According to Gerald B. Hickson, MD, director of the Center for Patient and Professional Advocacy at Vanderbilt University in Nashville, Tennessee (http://www.mc.vanderbilt.edu/cppa), the current tort-based system is slow to act, expensive to operate, unpredictable in outcome—and it fails the vast majority of patients injured by poor medical care. (Internal Medicine News March 15, 2004).

“Empirical studies reveal that although adverse events due to medical negligence are common, errors appear to play only a limited role in decisions to sue. Perhaps 1% to 6% of hospitalized patients are injured due to care. Yet only 2% of families with valid claims ever sue. On the other hand, up to seven times as many families with adverse outcomes that are not due to negligence file suit as well. Stated another way, 80% of claims may not be valid.

Studies have also shown that neither patient characteristics nor complexity of care explains suit variation.
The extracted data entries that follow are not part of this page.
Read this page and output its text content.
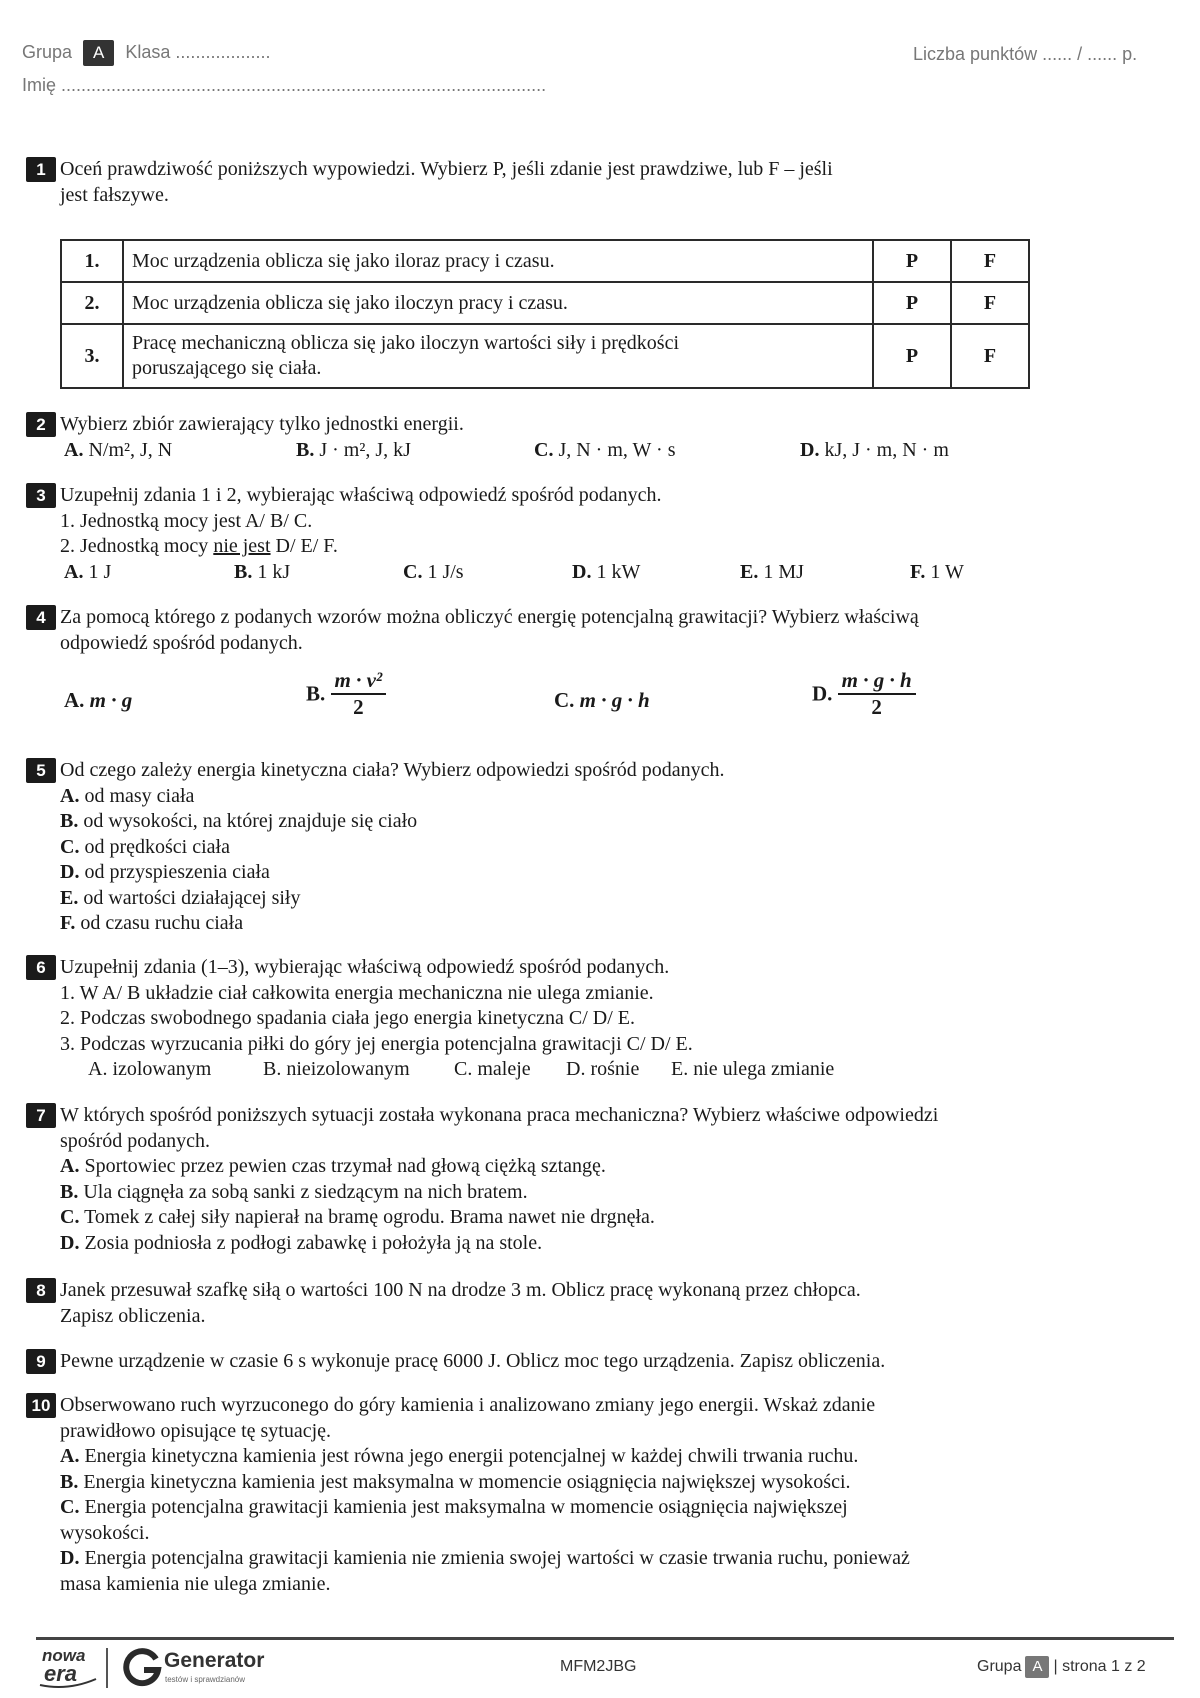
Grupa A Klasa ...................	Liczba punktów ...... / ...... p.
Imię .................................................................................................
1 Oceń prawdziwość poniższych wypowiedzi. Wybierz P, jeśli zdanie jest prawdziwe, lub F – jeśli
jest fałszywe.
1.	Moc urządzenia oblicza się jako iloraz pracy i czasu.	P	F
2.	Moc urządzenia oblicza się jako iloczyn pracy i czasu.	P	F
3.	Pracę mechaniczną oblicza się jako iloczyn wartości siły i prędkości
poruszającego się ciała.	P	F
2 Wybierz zbiór zawierający tylko jednostki energii.
A. N/m², J, N	B. J · m², J, kJ	C. J, N · m, W · s	D. kJ, J · m, N · m
3 Uzupełnij zdania 1 i 2, wybierając właściwą odpowiedź spośród podanych.
1. Jednostką mocy jest A/ B/ C.
2. Jednostką mocy nie jest D/ E/ F.
A. 1 J	B. 1 kJ	C. 1 J/s	D. 1 kW	E. 1 MJ	F. 1 W
4 Za pomocą którego z podanych wzorów można obliczyć energię potencjalną grawitacji? Wybierz właściwą
odpowiedź spośród podanych.
A. m · g	B. $\frac{\text{m · v²}}{2}$	C. m · g · h	D. $\frac{m \cdot g \cdot h}{2}$
5 Od czego zależy energia kinetyczna ciała? Wybierz odpowiedzi spośród podanych.
A. od masy ciała
B. od wysokości, na której znajduje się ciało
C. od prędkości ciała
D. od przyspieszenia ciała
E. od wartości działającej siły
F. od czasu ruchu ciała
6 Uzupełnij zdania (1–3), wybierając właściwą odpowiedź spośród podanych.
1. W A/ B układzie ciał całkowita energia mechaniczna nie ulega zmianie.
2. Podczas swobodnego spadania ciała jego energia kinetyczna C/ D/ E.
3. Podczas wyrzucania piłki do góry jej energia potencjalna grawitacji C/ D/ E.
A. izolowanym	B. nieizolowanym C. maleje D. rośnie E. nie ulega zmianie
7 W których spośród poniższych sytuacji została wykonana praca mechaniczna? Wybierz właściwe odpowiedzi
spośród podanych.
A. Sportowiec przez pewien czas trzymał nad głową ciężką sztangę.
B. Ula ciągnęła za sobą sanki z siedzącym na nich bratem.
C. Tomek z całej siły napierał na bramę ogrodu. Brama nawet nie drgnęła.
D. Zosia podniosła z podłogi zabawkę i położyła ją na stole.
8 Janek przesuwał szafkę siłą o wartości 100 N na drodze 3 m. Oblicz pracę wykonaną przez chłopca.
Zapisz obliczenia.
9 Pewne urządzenie w czasie 6 s wykonuje pracę 6000 J. Oblicz moc tego urządzenia. Zapisz obliczenia.
10 Obserwowano ruch wyrzuconego do góry kamienia i analizowano zmiany jego energii. Wskaż zdanie
prawidłowo opisujące tę sytuację.
A. Energia kinetyczna kamienia jest równa jego energii potencjalnej w każdej chwili trwania ruchu.
B. Energia kinetyczna kamienia jest maksymalna w momencie osiągnięcia największej wysokości.
C. Energia potencjalna grawitacji kamienia jest maksymalna w momencie osiągnięcia największej
wysokości.
D. Energia potencjalna grawitacji kamienia nie zmienia swojej wartości w czasie trwania ruchu, ponieważ
masa kamienia nie ulega zmianie.
nowa
era
Generator
testów i sprawdzianów
MFM2JBG	Grupa A | strona 1 z 2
Not even technical competence discriminates physicians who have never been sued from those in the highest risk group. But the existing court system is neither sensitive nor specific in awarding compensation of which only about 28% is received by the injured individual.

Examination of physician claims experiences reveal that most physicians are never sued or experience only a “random hit.” On the other hand, in any target period, a minority of 2% to 8% of physicians, by discipline, generate a disproportionate share of suits accounting for 70% to 80% of all dollars paid in settlements and awards. Researchers have also found that physicians who are in the ’high risk” group today remain there for years. Physicians who attract a disproportionate share of claims do not seem to relate well to their patients. Poor rapport between physician and patient appears to drive many decisions to sue. Families report that they perceive the doctors they sue as being unresponsive and uncaring. An adverse outcome, the declarations of subsequently treating professionals, and poor relationships—not negligence---appear to drive most decisions to file suit.”